Волчья карта. Это тоже прозвучало знакомо. Слабым отголоском, но все же… Что еще за карта? И дети-четырехмерники тут, в ее родном городе! Карина навострила уши, чуть не вывалилась в трехмерную комнату. Физрук шумно вздохнул:
– Нет у меня карты, Ларис. Я по старинке прочесываю Город луны. Раз в месяц ухожу коридором на два дня и ищу. Пусто. Во всяком случае, на Земле. Карта мне очень помогла бы с одной стороны, с другой – она бы магнитом притягивала неприятности ко мне и к моим подопечным. Так что нет ее – и не надо. Но я ее видел полтора века назад, вернее, чуть больше. Очень далеко отсюда, в руках того… человека, который составил ее описание.
– La carte des loups, – выдохнула Лариса, – знаю, переводила кусок «Легендариума». Для этого чертова мерзавца Радова.
Какая знакомая фамилия! Кто-то уже упоминал ее. Методом исключения – не Митька, не Люсия и… и почти наверняка не Диймар. Значит, Арно. Точно, он называл какого-то «доктора Радова», и ей уже тогда это имя показалось знакомым. И что она такое переводила? С французского, связанное с волками? Совпадений не бывает. И дома у Карины в столе явно лежит тоненький обрывок оригинала.
Она хотела по привычке пробежаться по комнате, чтобы лучше думалось, но было слишком тесно.
– Ларис, я не знал об этом, – негромко донеслось снаружи (или, вернее, из трехмерности). – В связи с этим можно один вопрос, несколько э-э-э… чересчур личный? Карина – твоя дочь? Или все же покойной Арины?
Карина стукнулась лбом об острый кирпич и едва удержалась, чтобы не ойкнуть.
Лариса вздохнула.
– Нет, ну что ты… куда мне до Ари… Конечно, она ее дочь. А я тетка. И предерьмовейшая, вынуждена признать.
С чего вообще физруку вздумалось лезть с такими вопросами? Не в том дело, что он не имел на них никакого права… А в том, что… с чего вдруг он вообще это спросил? Ничто в разговоре не предвещало. Или Карина что-то пропустила?
Плевать на остаток разговора, надо выбираться. Привести мозги в порядок, найти Митьку, Люську и Арно. Пора уже решать, что делать дальше. На взрослых полагаться бессмысленно, будь они десять раз колдуны и сто раз львы. Так, что там Резанов рассказывал? Внутренность стены всегда соприкасается с помещением, которое в трехмерности находится рядом? Отлично, выберемся через соседнюю палату.
Карина огляделась. Действительно, на первый взгляд могло показаться, что ее окружают сплошные кирпичи и полосы раствора между ними. Но если присмотреться, то… сверху и слева пристроилась кукла. Из тех, что продаются в дешевых киосках под видом «настоящих фарфоровых», но все равно довольно-таки красивая. Карина вспомнила, что это не настоящая кукла, а как бы ее проекция в глубине – точка, через которую игрушка соприкоснулась с местом Карининого добровольного заточения. И если ее взять…

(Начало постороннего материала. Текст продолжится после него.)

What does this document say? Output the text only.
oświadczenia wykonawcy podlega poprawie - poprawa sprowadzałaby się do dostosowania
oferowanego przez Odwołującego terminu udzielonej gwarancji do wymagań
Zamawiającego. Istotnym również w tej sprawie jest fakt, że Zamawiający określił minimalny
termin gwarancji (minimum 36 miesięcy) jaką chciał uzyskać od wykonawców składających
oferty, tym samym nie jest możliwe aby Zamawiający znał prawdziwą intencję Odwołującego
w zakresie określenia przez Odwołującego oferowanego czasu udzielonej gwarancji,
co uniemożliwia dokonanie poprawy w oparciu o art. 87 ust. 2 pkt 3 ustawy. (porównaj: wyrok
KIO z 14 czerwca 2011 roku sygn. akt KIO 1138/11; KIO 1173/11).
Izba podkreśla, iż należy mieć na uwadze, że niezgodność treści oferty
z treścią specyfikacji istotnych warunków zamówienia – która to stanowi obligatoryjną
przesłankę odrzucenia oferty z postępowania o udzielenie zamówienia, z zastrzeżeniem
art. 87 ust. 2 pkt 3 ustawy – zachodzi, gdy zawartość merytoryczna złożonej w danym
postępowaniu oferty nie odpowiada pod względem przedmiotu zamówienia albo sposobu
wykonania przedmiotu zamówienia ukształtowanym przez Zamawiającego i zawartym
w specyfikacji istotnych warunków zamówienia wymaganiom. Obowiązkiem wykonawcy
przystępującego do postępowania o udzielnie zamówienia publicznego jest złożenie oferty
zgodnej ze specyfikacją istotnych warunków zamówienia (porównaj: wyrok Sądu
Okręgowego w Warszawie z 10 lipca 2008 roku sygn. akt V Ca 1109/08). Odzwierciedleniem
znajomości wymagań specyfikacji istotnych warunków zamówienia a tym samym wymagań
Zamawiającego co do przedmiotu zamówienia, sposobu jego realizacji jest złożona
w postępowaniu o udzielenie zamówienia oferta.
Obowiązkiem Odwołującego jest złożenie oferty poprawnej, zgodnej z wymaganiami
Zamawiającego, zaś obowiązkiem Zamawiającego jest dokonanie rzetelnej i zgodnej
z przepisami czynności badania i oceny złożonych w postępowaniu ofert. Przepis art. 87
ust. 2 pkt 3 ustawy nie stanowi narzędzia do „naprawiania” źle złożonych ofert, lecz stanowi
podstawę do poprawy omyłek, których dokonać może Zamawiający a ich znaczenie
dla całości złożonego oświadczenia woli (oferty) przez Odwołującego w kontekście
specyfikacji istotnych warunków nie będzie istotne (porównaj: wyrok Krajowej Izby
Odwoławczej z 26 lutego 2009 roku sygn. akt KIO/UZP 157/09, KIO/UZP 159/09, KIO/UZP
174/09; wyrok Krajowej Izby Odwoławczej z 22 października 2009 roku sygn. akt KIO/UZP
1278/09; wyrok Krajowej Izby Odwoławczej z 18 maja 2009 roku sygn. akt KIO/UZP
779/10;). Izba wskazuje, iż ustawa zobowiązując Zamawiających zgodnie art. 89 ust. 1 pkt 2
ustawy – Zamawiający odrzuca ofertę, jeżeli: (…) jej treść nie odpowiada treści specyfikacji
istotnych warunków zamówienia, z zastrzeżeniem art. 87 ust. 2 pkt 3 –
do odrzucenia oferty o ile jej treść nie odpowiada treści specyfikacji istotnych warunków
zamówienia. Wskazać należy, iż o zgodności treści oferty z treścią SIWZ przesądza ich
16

Взять не получилось – рука ушла внутрь, словно это был таз с водой в форме куклы. Собственная ее глубина была невелика, и Карина моментально ощутила, что рука выходит на свободу… Вот только куда? Этого она не видела. До нее донесся приглушенный писк, и ее больно шлепнули по пальцам. Она выдернула руку, подула на нее. Кукла тут же растаяла в воздухе, наверное, ее передвинули или даже бросили. Нет, так не выбраться.
Тут до нее дошло. Она же просто ввалилась сюда через стену. Точно.
И Карина, жалея, что негде разбежаться, зажмурилась и с размаху ткнулась в кирпичную кладку.
И тут же выскочила в соседнюю палату лазарета «Дома Марко».
– Получилось, – не решаясь открыть глаза, выдохнула она.
– Получилось, молодец, детеныш, – ответил мужской голос.
Она тут же перестала жмуриться.
На внушительном ложе из матрасов сидел, комично забившись в угол, молодой человек с гривой спутанных русых кудрей. Даже в таком дурацком положении он выглядел крупным и широкоплечим.
Карина в панике метнулась обратно к стене.
– Погоди, не бойся, – торопливо сказал незнакомец.
Девочка развернулась. В самом деле, чего это она? Вокруг лазарет, и перед ней лежачий больной, вряд ли стоит его бояться.
Карина осторожно втянула носом воздух. Через запах лекарств и сыроватого бетона доносилось что-то невнятно-знакомое. А смотрел он на нее как-то уж совсем отчаянно.
– Ты кто? – спросила она, смутно догадываясь, каким будет ответ.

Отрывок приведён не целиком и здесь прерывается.